1. Direito Costumeiro:

O documento de direito costumeiro mais importante é a DUDH que a CRP recebe com valor infraconstitucional
ano art. 16º/2. A DUDH foi aprovada por via de uma resolução a Assembleia Geral das Nações Unidas.

Esta declaração concretiza a maioria das disposições da CNU referentes aos Direitos do Homem. Sendo um
texto vago, é difícil por vezes sabermos se uma conduta cabe ou não dentro de uma das suas normas.

Ainda que seja um instrumento de mudança, a DUDH é relativamente pouco improvável de ser invocada.

Há quem tenha uma conceção maximalista do caráter costumeiro da DUDH, nomeadamente o Prof. Correia
Batista, que considera que quase todas as normas da DUDH são normas costumeiras.

As normas de Direito do Homem são todas elas normas de caráter de obrigação erga omnes, o que não quer
dizer que sejam todas normas de ius cogens. São normas que interessam à humanidade como um todo e não
a um conjunto de Estados.

Serão as normas de DUDH normas de ius cogens? A resposta é que esta interpretação deve ser restrita (?)

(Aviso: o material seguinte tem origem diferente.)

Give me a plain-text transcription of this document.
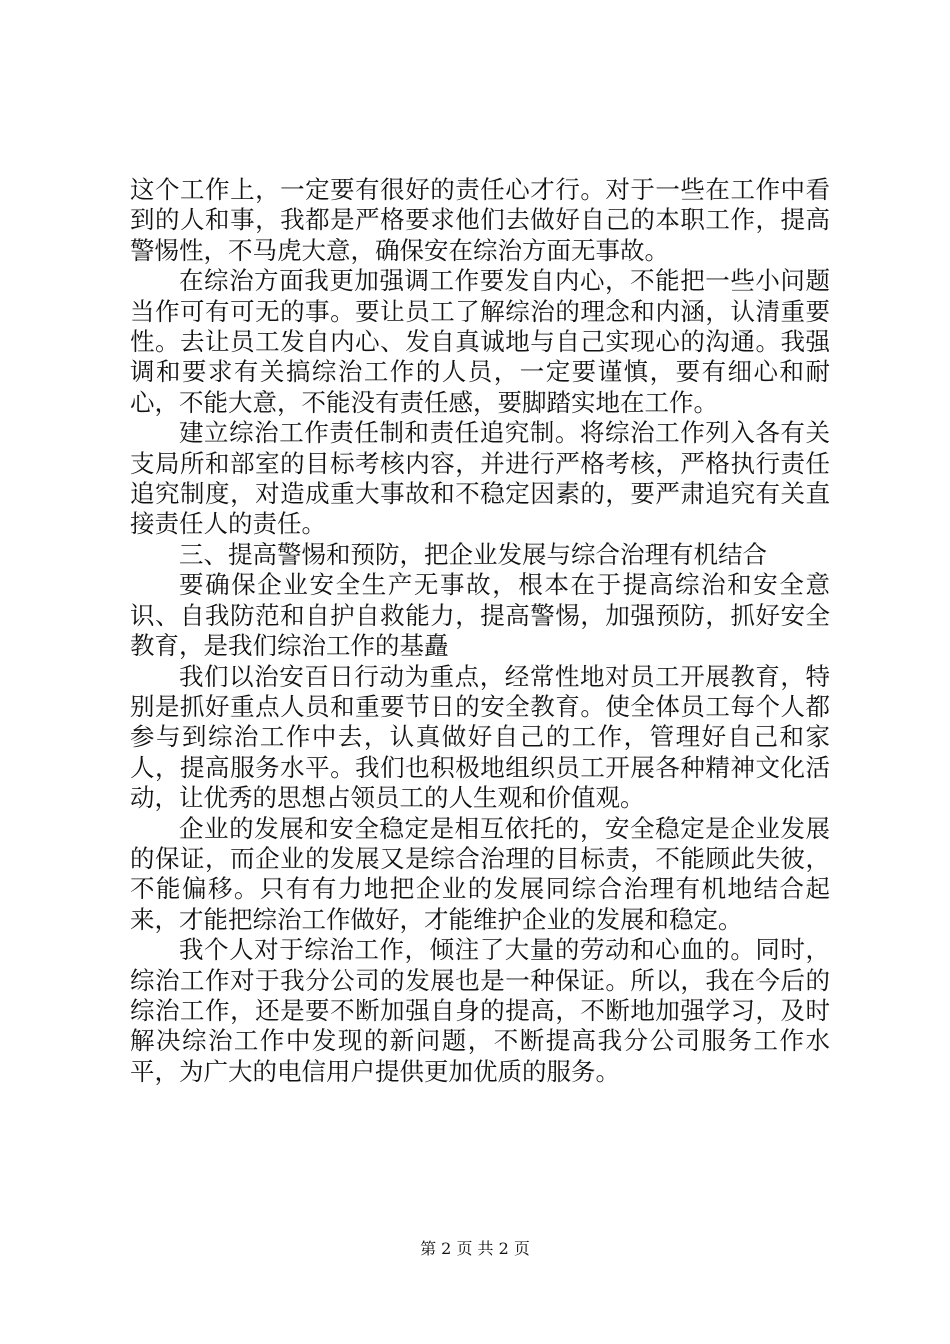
这个工作上，一定要有很好的责任心才行。对于一些在工作中看到的人和事，我都是严格要求他们去做好自己的本职工作，提高警惕性，不马虎大意，确保安在综治方面无事故。

在综治方面我更加强调工作要发自内心，不能把一些小问题当作可有可无的事。要让员工了解综治的理念和内涵，认清重要性。去让员工发自内心、发自真诚地与自己实现心的沟通。我强调和要求有关搞综治工作的人员，一定要谨慎，要有细心和耐心，不能大意，不能没有责任感，要脚踏实地在工作。

建立综治工作责任制和责任追究制。将综治工作列入各有关支局所和部室的目标考核内容，并进行严格考核，严格执行责任追究制度，对造成重大事故和不稳定因素的，要严肃追究有关直接责任人的责任。

三、提高警惕和预防，把企业发展与综合治理有机结合

要确保企业安全生产无事故，根本在于提高综治和安全意识、自我防范和自护自救能力，提高警惕，加强预防，抓好安全教育，是我们综治工作的基矗

我们以治安百日行动为重点，经常性地对员工开展教育，特别是抓好重点人员和重要节日的安全教育。使全体员工每个人都参与到综治工作中去，认真做好自己的工作，管理好自己和家人，提高服务水平。我们也积极地组织员工开展各种精神文化活动，让优秀的思想占领员工的人生观和价值观。

企业的发展和安全稳定是相互依托的，安全稳定是企业发展的保证，而企业的发展又是综合治理的目标责，不能顾此失彼，不能偏移。只有有力地把企业的发展同综合治理有机地结合起来，才能把综治工作做好，才能维护企业的发展和稳定。

我个人对于综治工作，倾注了大量的劳动和心血的。同时，综治工作对于我分公司的发展也是一种保证。所以，我在今后的综治工作，还是要不断加强自身的提高，不断地加强学习，及时解决综治工作中发现的新问题，不断提高我分公司服务工作水平，为广大的电信用户提供更加优质的服务。

第 2 页 共 2 页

2. Direito Convencional dos Direitos Humanos:

É nesta parte que convém ter em atenção todos os documentos que existem nesta sede. Existem vários tipos
de documentos:

a) Convenções Internacionais em razão do critério da sua extensão geográfica- universais ou regionais


b) Convenções Internacionais em razão do critério dos direitos abrangidos- convenções globais ou
abrangentes e convenções específicas de direitos (ex: Convenção dos Direitos das Crianças).

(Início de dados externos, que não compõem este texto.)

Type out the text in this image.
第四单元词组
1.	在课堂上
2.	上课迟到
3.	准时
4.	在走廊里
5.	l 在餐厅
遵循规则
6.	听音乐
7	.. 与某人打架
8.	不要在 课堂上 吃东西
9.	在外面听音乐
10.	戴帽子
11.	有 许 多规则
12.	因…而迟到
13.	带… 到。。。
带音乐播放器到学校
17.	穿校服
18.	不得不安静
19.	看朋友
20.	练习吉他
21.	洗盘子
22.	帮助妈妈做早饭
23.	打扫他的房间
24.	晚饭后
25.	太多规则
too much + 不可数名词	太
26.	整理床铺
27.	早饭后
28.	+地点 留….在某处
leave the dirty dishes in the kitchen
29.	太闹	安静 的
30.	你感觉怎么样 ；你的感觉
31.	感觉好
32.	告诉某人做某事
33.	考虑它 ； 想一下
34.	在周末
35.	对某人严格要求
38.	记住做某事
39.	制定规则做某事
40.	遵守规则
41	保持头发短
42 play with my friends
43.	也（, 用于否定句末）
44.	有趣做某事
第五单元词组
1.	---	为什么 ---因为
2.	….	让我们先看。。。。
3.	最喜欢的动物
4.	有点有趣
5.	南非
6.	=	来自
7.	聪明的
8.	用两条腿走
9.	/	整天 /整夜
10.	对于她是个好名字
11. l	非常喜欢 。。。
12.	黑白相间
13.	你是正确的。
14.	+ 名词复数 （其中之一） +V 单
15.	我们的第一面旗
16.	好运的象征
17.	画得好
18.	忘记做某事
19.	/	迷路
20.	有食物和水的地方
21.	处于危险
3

Sistema Onosiano de Proteção dos Direitos Fundamentais

Convenções Internacionais celebradas no âmbito das NU com um sistema de garantia próprio no âmbito das
NU. Inserem-se aqui o Pacto Internacional dos Direitos Civis e Políticos e o Pacto Económico dos Direitos

94
Direito Internacional Público I Leonor Branco Jaleco

Económicos e Sociais. Cada um destes pactos tem um conjunto de órgãos que apreciam o cumprimento ou
incumprimento dos Estados relativamente ao estabelecido nestes pactos.

Estes órgãos funcionam também no âmbito da ONU e vê-se a possibilidade dos Estados apresentarem
relatórios ao Conselho Económico e Social das NU. Este Conselho criou por sua vez órgãos específicos- Comité
dos Direitos Humanos e Comité dos Direitos Económicos, Sociais e Culturais- compostos por membros dos
Estados. Cada cidadão pode apresentar queixas a estes comités que apreciam as mesmas, tomando uma
decisão.

Cada um destes órgãos tem ainda feito comentários aos pactos, algo que não está previsto em nenhum dos
pactos.

 Convenção Europeia dos Direitos dos Homens

Foi celebrada no âmbito do Conselho da Europa, em 1950, e os motivos que estão por detrás são
essencialmente os mesmos que levaram à celebração do Tratado de Roma, e tem o propósito primário de
garantir a paz.

O Conselho da Europa foi criado com o Tratado de Londres, em 1949 e foi criado para integrar politicamente
a Europa. Previa inicialmente um Comité de Ministros e uma Assembleia Consultiva, estrutura esta que foi
evoluindo e acabou por dar origem a um Comité de Ministros, a uma Assembleia Parlamentar e a um
Secretariado, estrutura semelhante à da ONU. O fim da Convenção que instituiu o Conselho da Europa é o
apego à ideia de democracia, e que esta só pode existir ligada ao exercício de direitos e liberdades
fundamentais.

A CEDH é o principal produto do Conselho da Europa. Tem um conjunto de protocolos adicionais e destes o
mais relevante é o protocolo 11.

Os direitos consagrados na CEDH são direitos civis e direitos políticos- direito à vida, proibição da tortura e
não permissão da eutanásia, proibição da escravatura e do trabalho forçado, direito a um julgamento justo,
num prazo razoável, por exemplo. Alguns protocolos criaram direitos que não estão consagrados na
Convenção.

» Tribunal Europeu dos Direitos do Homem- arts. 19º e ss

A sua sede é em Estrasburgo.

Os efeitos das decisões deste Tribunal estão estipulados no art. 46º.